MUKILTEO, Wash. — Just one day in service, and ferry crews say the newly christened Tokitae went through mechanical and engineering glitches, along with an apparent design flaw — the loading ramp on the vessel can cause some cars to bottom out.
Pretty, shiny, brand new … but with a catch.
“I wouldn’t want to get on it,” said Erin Forde, who rides a ferry four times a week. “Are they going to pay for it if it does something to your car?”
“That’s what ticks me off a lot about those little issues,” said Traynor Hunt, another ferry rider. “Why wasn’t that caught or corrected way back when?”
State Rep. Norma Smith, R-Clinton, is asking the same question. She was told about the ramp problems in February when the boat was still under construction.

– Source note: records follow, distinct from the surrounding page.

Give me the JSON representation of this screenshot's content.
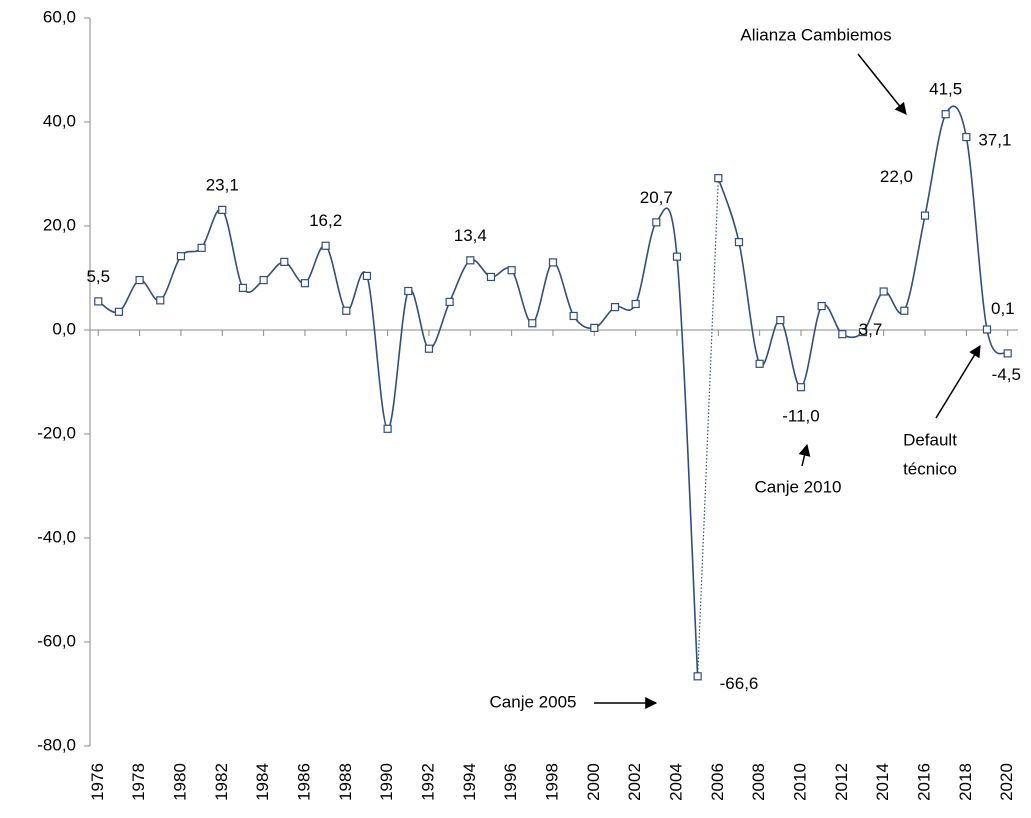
{
  "chart_data": {
    "type": "line",
    "x": [
      1976,
      1977,
      1978,
      1979,
      1980,
      1981,
      1982,
      1983,
      1984,
      1985,
      1986,
      1987,
      1988,
      1989,
      1990,
      1991,
      1992,
      1993,
      1994,
      1995,
      1996,
      1997,
      1998,
      1999,
      2000,
      2001,
      2002,
      2003,
      2004,
      2005,
      2006,
      2007,
      2008,
      2009,
      2010,
      2011,
      2012,
      2013,
      2014,
      2015,
      2016,
      2017,
      2018,
      2019,
      2020
    ],
    "series": [
      {
        "color": "#2f4e7d",
        "values": [
          5.5,
          3.5,
          9.6,
          5.7,
          14.2,
          15.8,
          23.1,
          8.1,
          9.6,
          13.1,
          9.0,
          16.2,
          3.7,
          10.4,
          -19.0,
          7.5,
          -3.6,
          5.4,
          13.4,
          10.2,
          11.5,
          1.3,
          13.0,
          2.7,
          0.4,
          4.4,
          5.0,
          20.7,
          14.1,
          -66.6,
          29.2,
          16.9,
          -6.5,
          1.9,
          -11.0,
          4.6,
          -0.8,
          -0.4,
          7.4,
          3.7,
          22.0,
          41.5,
          37.1,
          0.1,
          -4.5
        ],
        "value_labels": [
          "5,5",
          null,
          null,
          null,
          null,
          null,
          "23,1",
          null,
          null,
          null,
          null,
          "16,2",
          null,
          null,
          null,
          null,
          null,
          null,
          "13,4",
          null,
          null,
          null,
          null,
          null,
          null,
          null,
          null,
          "20,7",
          null,
          "-66,6",
          null,
          null,
          null,
          null,
          "-11,0",
          null,
          null,
          null,
          null,
          "3,7",
          "22,0",
          "41,5",
          "37,1",
          "0,1",
          "-4,5"
        ]
      }
    ],
    "xlim": [
      1975.6,
      2020.5
    ],
    "xticks": [
      1976,
      1978,
      1980,
      1982,
      1984,
      1986,
      1988,
      1990,
      1992,
      1994,
      1996,
      1998,
      2000,
      2002,
      2004,
      2006,
      2008,
      2010,
      2012,
      2014,
      2016,
      2018,
      2020
    ],
    "ylim": [
      -80,
      60
    ],
    "yticks": [
      {
        "value": -80,
        "label": "-80,0"
      },
      {
        "value": -60,
        "label": "-60,0"
      },
      {
        "value": -40,
        "label": "-40,0"
      },
      {
        "value": -20,
        "label": "-20,0"
      },
      {
        "value": 0,
        "label": "0,0"
      },
      {
        "value": 20,
        "label": "20,0"
      },
      {
        "value": 40,
        "label": "40,0"
      },
      {
        "value": 60,
        "label": "60,0"
      }
    ],
    "annotations": [
      "Alianza Cambiemos",
      "Canje 2005",
      "Canje 2010",
      [
        "Default",
        "técnico"
      ]
    ]
  }
}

She said the ferry system’s upper management told her it was a non-issue.
“I do believe we were misled,” said Smith. “We went back and told our colleagues that there was not an issue based on what we were told.”
Now, Smith and state Rep. Larry Seaquist, D-Gig Harbor, are demanding a major overhaul in the ferry system’s upper management and they are trying to get the governor involved to restore the public trust.
Interim State Ferries Director George Capacci, is playing down the problems on the Tokitae, calling them typical ripples for any maiden voyage.
“It is part of bringing a new ship on line, it gets a lot of attention,” said Capacci. “There are little things that happen all the time with a new vessel, and construction, and it hasn’t even been a day yet.”
Cappaci is asking the contracotor, Vigor Industrial, to change the loading ramps on the next two new ferries under construction.
For now, crews on the Tokitae, have to judge a car by size and weight to determine whether to send it up the ramp — or whether it might bottom out at the top.